We also have a micro service which is responsible for handling incoming emails, which is the feature we will be discussing about in this article. The advantage of having a microservice dedicated to this feature is that we can change it without impacting all other applications (obviously).
The user story is as follow:
As a user of PeopleDoc,
I want to easily send documents on PeopleDoc platform
So that using PeopleDoc day to day is a delight ;D
And here is an acceptance test that goes with it:
Given an email address associated with a PeopleDoc user's account
When I send an email with an attachment to this address
Then I can see the email in the Inbox of the user with the attachment.
One of the use case is to be able to scan document and send them directly on PeopleDoc (as many enterprise scanners have a functionality to send scanned documents through email). Once they are sent and received by our service, they appear in PeopleDoc interface as a new inbox item.
We had a few specifications before starting this project:
- We don't want to handle our own SMTP server. It's painful and quite complicated to set up and maintain.
- The application must be fault resilient. As a SaaS company, we might face downtimes on some of our applications. Nevertheless, we must be resilient and impact as little as possible our clients.
- The application must be scalable. As our client's number grow, we need to build an application which will handle more and more incoming emails every day.
- Data must be handled in Europe. Our product works all around the world. However, laws in Europe are different from other continents. Our clients want all their data to be handled and stored in EU and that's what is written in our contracts.
We had identified that Amazon could be of a great help with one of its services: Amazon Simple Email Service (SES). They offer to handle all the SMTP server and allow us to write custom rules for incoming emails. All we have to do is to configure our DNS to redirect all incoming emails arriving on our domain name to the Amazon SMTP server located in Dublin.

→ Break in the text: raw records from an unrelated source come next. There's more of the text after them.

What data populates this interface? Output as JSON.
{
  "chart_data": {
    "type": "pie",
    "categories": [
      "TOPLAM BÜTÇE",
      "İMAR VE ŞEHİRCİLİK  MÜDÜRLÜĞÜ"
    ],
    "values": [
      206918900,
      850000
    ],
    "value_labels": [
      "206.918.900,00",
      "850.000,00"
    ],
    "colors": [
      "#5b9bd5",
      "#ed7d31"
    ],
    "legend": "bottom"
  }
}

Once our emails are received, we encrypt them and store them in Amazon Simple Storage Service (S3). Here again, Amazon allow us to write custom rules when an object is stored in S3. So what we did was to send an event on a queue, containing the ID of the email.
This queue is handled by another Amazon service; Simple Queue Service (SQS). This is a queue on which an application can register to be notified when a new message is posted on it. So we plugged our application to this queue and we are now notified each time a new incoming email is received!

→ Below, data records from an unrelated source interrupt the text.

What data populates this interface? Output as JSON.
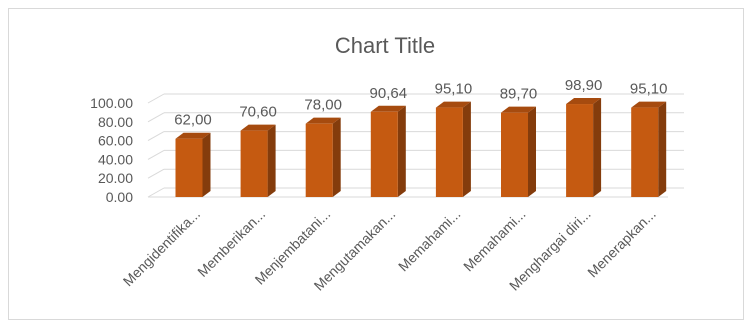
{
  "chart_data": {
    "type": "bar",
    "title": "Chart Title",
    "categories": [
      "Mengidentifika...",
      "Memberikan...",
      "Menjembatani...",
      "Mengutamakan...",
      "Memahami...",
      "Memahami...",
      "Menghargai diri...",
      "Menerapkan..."
    ],
    "values": [
      62.0,
      70.6,
      78.0,
      90.64,
      95.1,
      89.7,
      98.9,
      95.1
    ],
    "data_labels": [
      "62,00",
      "70,60",
      "78,00",
      "90,64",
      "95,10",
      "89,70",
      "98,90",
      "95,10"
    ],
    "y_ticks": [
      "0.00",
      "20.00",
      "40.00",
      "60.00",
      "80.00",
      "100.00"
    ],
    "ylim": [
      0,
      100
    ],
    "xlabel": "",
    "ylabel": "",
    "grid": true,
    "legend": "none",
    "style": "3d-column",
    "colors": {
      "bar_front": "#c55a11",
      "bar_side": "#843c0c",
      "bar_top": "#a64b0f",
      "grid": "#d9d9d9",
      "text": "#595959"
    }
  }
}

When our application is notified, it gets the ID of the email from the SQS message, downloads the email from S3, decrypts it, retrieves its attachments, upload them on our secure storage (which is called SAE, for Système d'Archivage Électronique) and create a new message in the user's inbox in People Doc.
Here is what it looks like on a diagram:
Building this application gives us quite some advantages.

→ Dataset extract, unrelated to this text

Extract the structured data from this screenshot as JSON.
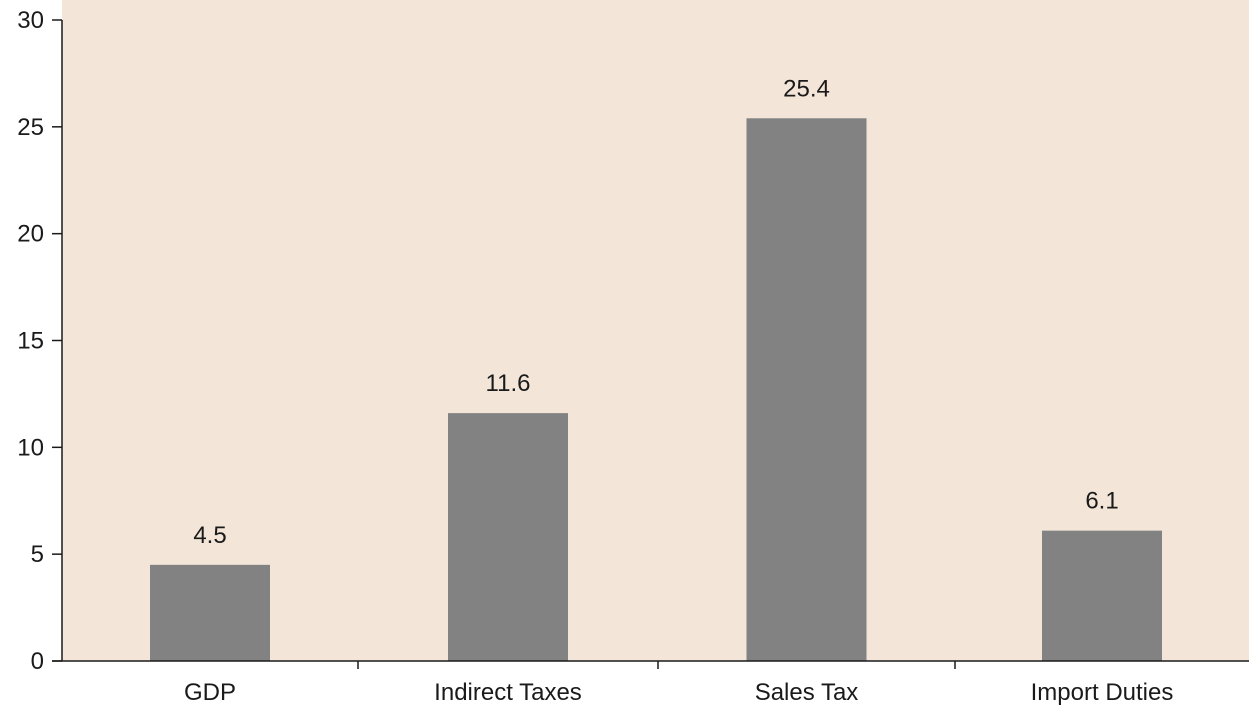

First of all, today, we have a stateless application, and that means a lot! Retrieving and parsing emails doesn't require to store any data. So we can have multiple instances of our application doing the work at the same time, distributing the load of these tasks between each application. Whether these instances are on the same server or not doesn't change a thing!
When an instance reads an event from SQS, this event becomes invisible for other instances. It processes the event, get the emails, parse it and, eventually, if all went well, it acknowledges the event so that it is removed from the queue.
However, if the event has not been acknowledge for a certain amount of time since it has been retrieved by an instance, it automatically reappears in the queue. This scenario is quite useful when an instance starts processing an event and then crashes in the middle of the process (network failure, server issue…). In this case, the event will automatically reaper and another instance will process it.
A good point also is that if our application is down for some reason, nothing is lost. We can afford downtime and that's quite a relief!
When the application is down, all emails are still stored on S3 and events are piling up in SQS. Once the application is back online, it simply retrieves the events one by one and starts processing the email again.
SQS events can stay in the queue for a maximum of 14 days. Hopefully, our application will never be down so long…
When emails are received by SES, they are encrypted by SES before being stored on S3. When we retrieve them with our application, they are still encrypted. We are using a client-side encryption so they are never unencrypted when they go through the network.
We encountered a few pain points while developing this solution (like setting up the encryption policy or getting information about what emails look like when they are stored) but, despite that, setting up this whole process was quite straightforward. Amazon provides open source SDK that you can find on Github and creating new services on their administration console is intuitive.
However, everything is not done yet. We need for instance a way to monitor the number of emails going through this process and more precisely the number of emails which are on error. For those on error, we need to be able to replay them again, in case the error was due to an external factor at the time the email was first processed.
So even if the main functionality is done, there is still room for improvements!